Nozone – Reviews of Art, Cult, and Genre Cinema, 2003-2012 (hardback)
Nozone – Reviews of Art, Cult, and Genre Cinema, 2003-2012
by Tim Lucas
442 pages, hardback
6x9 size
ISBN 9798887714042
“Erudite, passionate, and thorough”
– Guillermo del Toro
“Tim is the most eloquent and well-researched critic out there… Truly an essential - the pinnacle of his profession”
– Gary Tooze, DVD Beaver
As editor and chief critic of Video Watchdog (“The Perfectionist’s Guide to Home Video”), Tim Lucas acquired a Virgil-like reputation as the leading guide to truly underground cinema: those bizarre, elusive but revelatory movies that could then only be found through foreign and subterranean markets or swap meets. With this notoriety in mind, he was approached in 2003 by Sight and Sound, the venerable publication of the British Film Institute, to write a monthly column reviewing the most interesting new video releases not then available for sale within the UK. This column, NoZone, became a monthly feature of the magazine for nearly ten years.
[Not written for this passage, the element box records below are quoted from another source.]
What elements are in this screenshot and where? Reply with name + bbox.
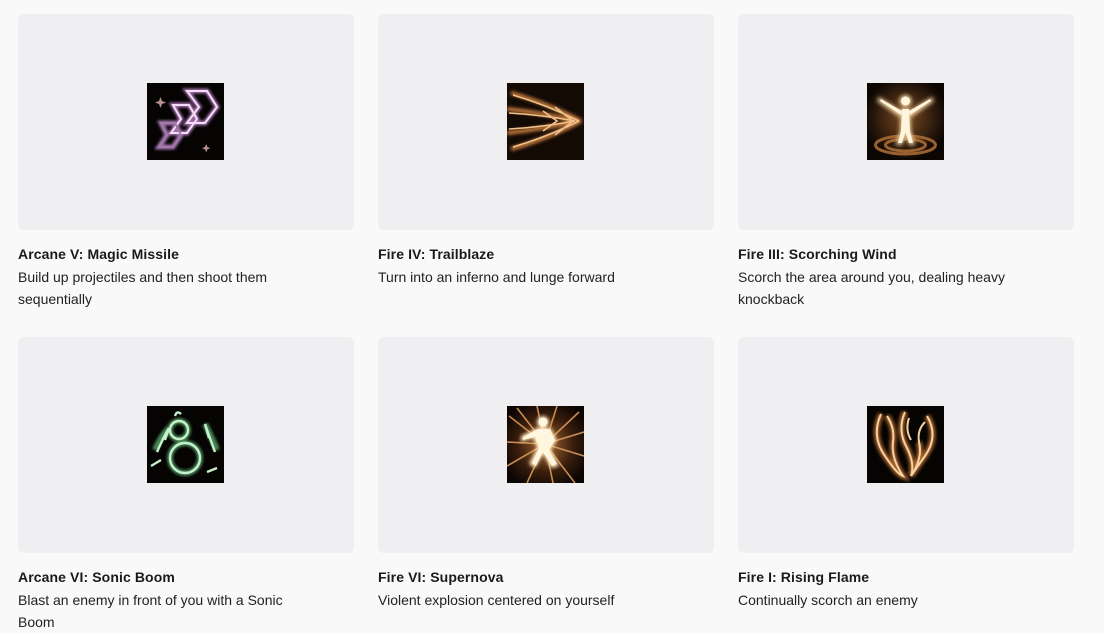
ability-thumbnail[interactable]: [378, 14, 714, 230]
trailblaze-icon: [507, 83, 584, 160]
scorching-wind-icon: [867, 83, 944, 160]
ability-card-trailblaze[interactable]: Fire IV: Trailblaze Turn into an inferno…: [378, 14, 714, 288]
ability-title: Fire IV: Trailblaze: [378, 246, 495, 262]
ability-description: Build up projectiles and then shoot them…: [18, 269, 268, 307]
ability-description: Violent explosion centered on yourself: [378, 592, 615, 608]
ability-description: Continually scorch an enemy: [738, 592, 918, 608]
ability-thumbnail[interactable]: [378, 337, 714, 553]
ability-title: Fire I: Rising Flame: [738, 569, 870, 585]
ability-description: Turn into an inferno and lunge forward: [378, 269, 615, 285]
rising-flame-icon: [867, 406, 944, 483]
ability-title: Arcane V: Magic Missile: [18, 246, 180, 262]
magic-missile-icon: [147, 83, 224, 160]
ability-title: Fire VI: Supernova: [378, 569, 504, 585]
ability-thumbnail[interactable]: [18, 337, 354, 553]
supernova-icon: [507, 406, 584, 483]
ability-thumbnail[interactable]: [18, 14, 354, 230]
ability-title: Arcane VI: Sonic Boom: [18, 569, 175, 585]
ability-thumbnail[interactable]: [738, 337, 1074, 553]
ability-card-scorching-wind[interactable]: Fire III: Scorching Wind Scorch the area…: [738, 14, 1074, 310]
ability-card-rising-flame[interactable]: Fire I: Rising Flame Continually scorch …: [738, 337, 1074, 611]
ability-title: Fire III: Scorching Wind: [738, 246, 897, 262]
ability-card-supernova[interactable]: Fire VI: Supernova Violent explosion cen…: [378, 337, 714, 611]
sonic-boom-icon: [147, 406, 224, 483]
ability-card-magic-missile[interactable]: Arcane V: Magic Missile Build up project…: [18, 14, 354, 310]
ability-description: Blast an enemy in front of you with a So…: [18, 592, 283, 630]
ability-thumbnail[interactable]: [738, 14, 1074, 230]
ability-card-sonic-boom[interactable]: Arcane VI: Sonic Boom Blast an enemy in …: [18, 337, 354, 633]
ability-description: Scorch the area around you, dealing heav…: [738, 269, 1005, 307]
This book collects, updates, and annotates the full run of NoZone columns, while adding one previously unpublished. It is the first in a comprehensive new series from Bear Manor Media collecting the best of Tim Lucas’s 50+ years of film-related writings, and the first such collection to appear in more than 30 years.
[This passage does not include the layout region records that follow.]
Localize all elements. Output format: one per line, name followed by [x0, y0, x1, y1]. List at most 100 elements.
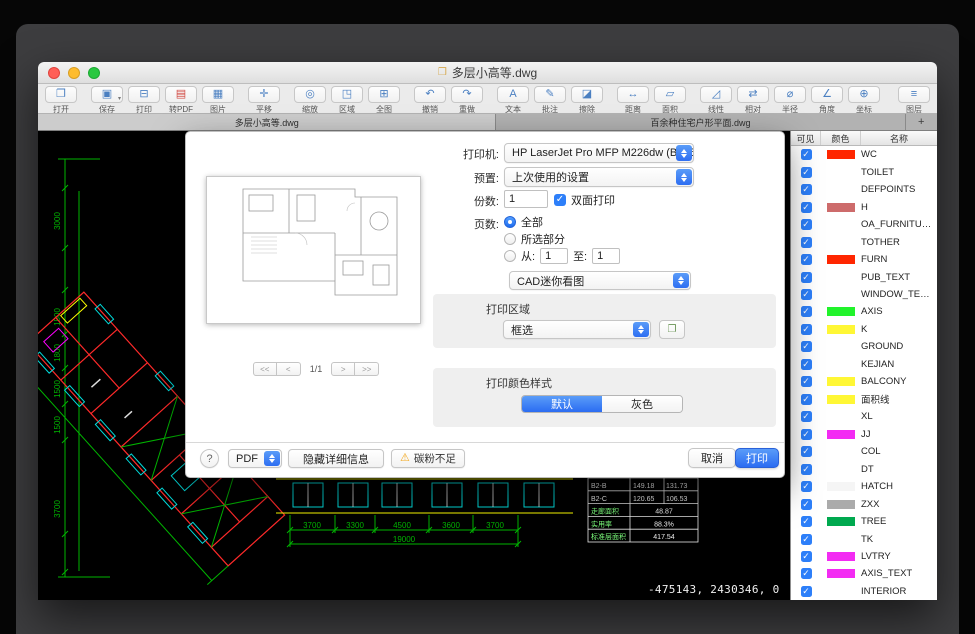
toolbar-button-area[interactable]: ▱面积 — [652, 86, 688, 115]
layer-color-swatch[interactable] — [827, 273, 855, 282]
printer-select[interactable]: HP LaserJet Pro MFP M226dw (BF2574) — [504, 143, 694, 163]
layer-name[interactable]: JJ — [861, 429, 937, 440]
toolbar-button-region[interactable]: ◳区域 — [329, 86, 365, 115]
two-sided-checkbox[interactable]: ✓ — [554, 194, 566, 206]
pages-range-option[interactable]: 从: 至: — [504, 248, 620, 264]
minimize-window-button[interactable] — [68, 67, 80, 79]
layer-color-swatch[interactable] — [827, 342, 855, 351]
first-page-button[interactable]: << — [253, 362, 277, 376]
layer-name[interactable]: LVTRY — [861, 551, 937, 562]
layer-color-swatch[interactable] — [827, 535, 855, 544]
cancel-button[interactable]: 取消 — [688, 448, 736, 468]
toolbar-button-radius[interactable]: ⌀半径 — [772, 86, 808, 115]
page-from-input[interactable] — [540, 248, 568, 264]
layer-name[interactable]: INTERIOR — [861, 586, 937, 597]
previous-page-button[interactable]: < — [277, 362, 301, 376]
layer-color-swatch[interactable] — [827, 255, 855, 264]
layer-visible-checkbox[interactable]: ✓ — [801, 237, 812, 248]
tab-active-drawing[interactable]: 多层小高等.dwg — [38, 114, 496, 130]
print-button[interactable]: 打印 — [735, 448, 779, 468]
layer-name[interactable]: FURN — [861, 254, 937, 265]
toolbar-button-image[interactable]: ▦图片 — [200, 86, 236, 115]
zoom-window-button[interactable] — [88, 67, 100, 79]
layer-name[interactable]: TOTHER — [861, 237, 937, 248]
close-window-button[interactable] — [48, 67, 60, 79]
toolbar-button-save[interactable]: ▣▾保存 — [89, 86, 125, 115]
layer-color-swatch[interactable] — [827, 150, 855, 159]
layer-visible-checkbox[interactable]: ✓ — [801, 202, 812, 213]
toner-warning[interactable]: ⚠ 碳粉不足 — [391, 449, 465, 468]
layer-name[interactable]: DEFPOINTS — [861, 184, 937, 195]
layer-color-swatch[interactable] — [827, 465, 855, 474]
toolbar-button-open[interactable]: ❐打开 — [43, 86, 79, 115]
toolbar-button-to-pdf[interactable]: ▤转PDF — [163, 86, 199, 115]
layer-name[interactable]: AXIS — [861, 306, 937, 317]
help-button[interactable]: ? — [200, 449, 219, 468]
layer-name[interactable]: ZXX — [861, 499, 937, 510]
layer-name[interactable]: H — [861, 202, 937, 213]
pages-all-radio[interactable] — [504, 216, 516, 228]
color-default-segment[interactable]: 默认 — [522, 396, 602, 412]
two-sided-option[interactable]: ✓ 双面打印 — [554, 192, 615, 208]
layer-color-swatch[interactable] — [827, 307, 855, 316]
layer-color-swatch[interactable] — [827, 569, 855, 578]
layer-visible-checkbox[interactable]: ✓ — [801, 499, 812, 510]
layer-visible-checkbox[interactable]: ✓ — [801, 306, 812, 317]
layer-name[interactable]: TOILET — [861, 167, 937, 178]
toolbar-button-linear[interactable]: ◿线性 — [698, 86, 734, 115]
layer-visible-checkbox[interactable]: ✓ — [801, 376, 812, 387]
layer-name[interactable]: XL — [861, 411, 937, 422]
layer-visible-checkbox[interactable]: ✓ — [801, 411, 812, 422]
layer-name[interactable]: BALCONY — [861, 376, 937, 387]
layer-color-swatch[interactable] — [827, 238, 855, 247]
layer-visible-checkbox[interactable]: ✓ — [801, 429, 812, 440]
layer-color-swatch[interactable] — [827, 220, 855, 229]
tab-inactive-drawing[interactable]: 百余种住宅户形平面.dwg — [496, 114, 905, 130]
pages-selection-option[interactable]: 所选部分 — [504, 231, 565, 247]
layer-color-swatch[interactable] — [827, 587, 855, 596]
layer-color-swatch[interactable] — [827, 430, 855, 439]
layer-name[interactable]: COL — [861, 446, 937, 457]
layer-color-swatch[interactable] — [827, 482, 855, 491]
layer-visible-checkbox[interactable]: ✓ — [801, 568, 812, 579]
toolbar-button-pan[interactable]: ✛平移 — [246, 86, 282, 115]
layer-name[interactable]: HATCH — [861, 481, 937, 492]
layer-visible-checkbox[interactable]: ✓ — [801, 324, 812, 335]
layer-visible-checkbox[interactable]: ✓ — [801, 394, 812, 405]
layer-visible-checkbox[interactable]: ✓ — [801, 586, 812, 597]
layer-visible-checkbox[interactable]: ✓ — [801, 341, 812, 352]
layer-name[interactable]: WINDOW_TE… — [861, 289, 937, 300]
layer-visible-checkbox[interactable]: ✓ — [801, 184, 812, 195]
pdf-menu-button[interactable]: PDF — [228, 449, 282, 468]
layer-color-swatch[interactable] — [827, 517, 855, 526]
layer-visible-checkbox[interactable]: ✓ — [801, 551, 812, 562]
layer-color-swatch[interactable] — [827, 325, 855, 334]
layer-color-swatch[interactable] — [827, 203, 855, 212]
layer-visible-checkbox[interactable]: ✓ — [801, 446, 812, 457]
layer-color-swatch[interactable] — [827, 395, 855, 404]
layer-name[interactable]: TK — [861, 534, 937, 545]
presets-select[interactable]: 上次使用的设置 — [504, 167, 694, 187]
toolbar-button-redo[interactable]: ↷重做 — [449, 86, 485, 115]
toolbar-button-layers[interactable]: ≡图层 — [896, 86, 932, 115]
layer-visible-checkbox[interactable]: ✓ — [801, 167, 812, 178]
next-page-button[interactable]: > — [331, 362, 355, 376]
layer-name[interactable]: GROUND — [861, 341, 937, 352]
pick-region-button[interactable]: ❐ — [659, 320, 685, 339]
color-gray-segment[interactable]: 灰色 — [602, 396, 682, 412]
pages-selection-radio[interactable] — [504, 233, 516, 245]
layer-visible-checkbox[interactable]: ✓ — [801, 289, 812, 300]
layer-visible-checkbox[interactable]: ✓ — [801, 149, 812, 160]
toolbar-button-full-view[interactable]: ⊞全图 — [366, 86, 402, 115]
layer-visible-checkbox[interactable]: ✓ — [801, 516, 812, 527]
toolbar-button-zoom[interactable]: ◎缩放 — [292, 86, 328, 115]
layer-visible-checkbox[interactable]: ✓ — [801, 254, 812, 265]
add-tab-button[interactable]: + — [906, 114, 937, 130]
layer-visible-checkbox[interactable]: ✓ — [801, 219, 812, 230]
toolbar-button-coordinate[interactable]: ⊕坐标 — [846, 86, 882, 115]
layer-visible-checkbox[interactable]: ✓ — [801, 359, 812, 370]
title-bar[interactable]: ❒ 多层小高等.dwg — [38, 62, 937, 84]
layer-visible-checkbox[interactable]: ✓ — [801, 534, 812, 545]
layer-name[interactable]: 面积线 — [861, 392, 937, 406]
layer-name[interactable]: TREE — [861, 516, 937, 527]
Tim Lucas has been reviewing films professionally, with a preference for art and exploitation cinema, since the age of 15. His work has appeared in Sight and Sound, Film Comment, Fangoria, Gorezone and numerous other books and magazines, including his own influential Video Watchdog, co-published with his wife Donna from 1990 to 2018. He is the author of the multi-award-winning Mario Bava – All the Colors of the Dark, as well as The Video Watchdog Book and monographs on Videodrome, Spirits of the Dead and Succubus.
An acclaimed novelist as well as the prolific commentator on approximately 200 media discs released worldwide, his achievement has been recognized with more than 20 Rondo Hatton Classic Horror Awards, including induction into the “Monster Kid” Hall of Fame.